The 1.2 million combined residents enjoy one of the most modern nations in the Caribbean. Independent since 1962 when the British ceded control to their acquisition from the Spanish in 1802, Trinidad and Tobago are stunning islands whose wealth is often surprising to visitors. Beyond tourism the islands are profiting greatly from oil and agricultural exports such as sugar. The republic residents rate as the third wealthiest individually behind the U.S. and Canada with a GDP over $21,000 per capita.
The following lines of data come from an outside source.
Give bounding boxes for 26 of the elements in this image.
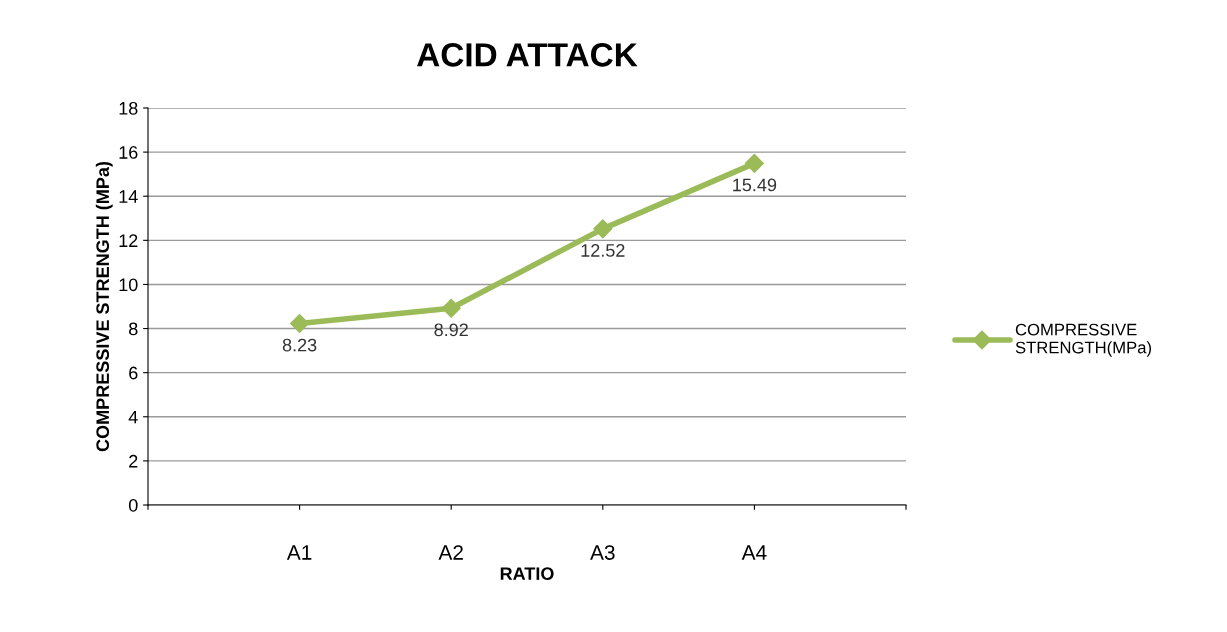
y-tick-label: 16 — [119, 146, 138, 159]
y-tick-label: 12 — [119, 234, 138, 247]
x-tick-label: A1 — [286, 545, 312, 560]
y-tick-label: 14 — [119, 190, 138, 203]
point — [744, 153, 764, 173]
x-tick-label: A3 — [590, 545, 615, 560]
y-tick-label: 6 — [129, 366, 138, 380]
y-tick-label: 8 — [129, 322, 138, 336]
y-tick-label: 18 — [119, 101, 138, 115]
y-tick-label: 4 — [128, 410, 138, 424]
point — [441, 298, 461, 318]
point — [593, 219, 613, 239]
x-tick-label: A2 — [438, 545, 463, 560]
y-axis-title: COMPRESSIVE STRENGTH (MPa) — [95, 161, 113, 452]
data-label: 8.23 — [282, 338, 317, 352]
y-tick-label: 2 — [129, 454, 138, 468]
x-tick-label: A4 — [741, 545, 767, 560]
point — [290, 313, 310, 334]
data-label: 12.52 — [581, 244, 625, 257]
data-label: 8.92 — [434, 323, 468, 337]
legend-label: COMPRESSIVE STRENGTH(MPa) — [1015, 323, 1151, 357]
chart-title: ACID ATTACK — [417, 43, 638, 67]
y-tick-label: 0 — [128, 498, 138, 512]
data-label: 15.49 — [733, 178, 777, 192]
x-axis-title: RATIO — [500, 567, 554, 581]
y-tick-label: 10 — [119, 278, 138, 292]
The Germans and Italians will be whipping up far more than kraut and pasta as Carnival’s nine ship order starts into motion at the Meyer Werft and Fincantieri yards. The lot of ships, including a rare, little detailed new design for Carnival are due to start coming online between 2019 and 2022. The new tonnage will replace at least seven older ships leaving service during the next three years. The newer ships will be larger than those they likely replace, leading to higher efficiency in operating costs and will likewise boast the latest features not possible on their predecessors. The dip in overall capacity should also aid in stiffening prices in the traditional Caribbean market while the new ships will command a higher per diem when they come online. What comes of the retire cruise ships is unknown. While it is likely some will find service in other lines the age and size of the most likely candidates would suggest the scrap yard for at least a few.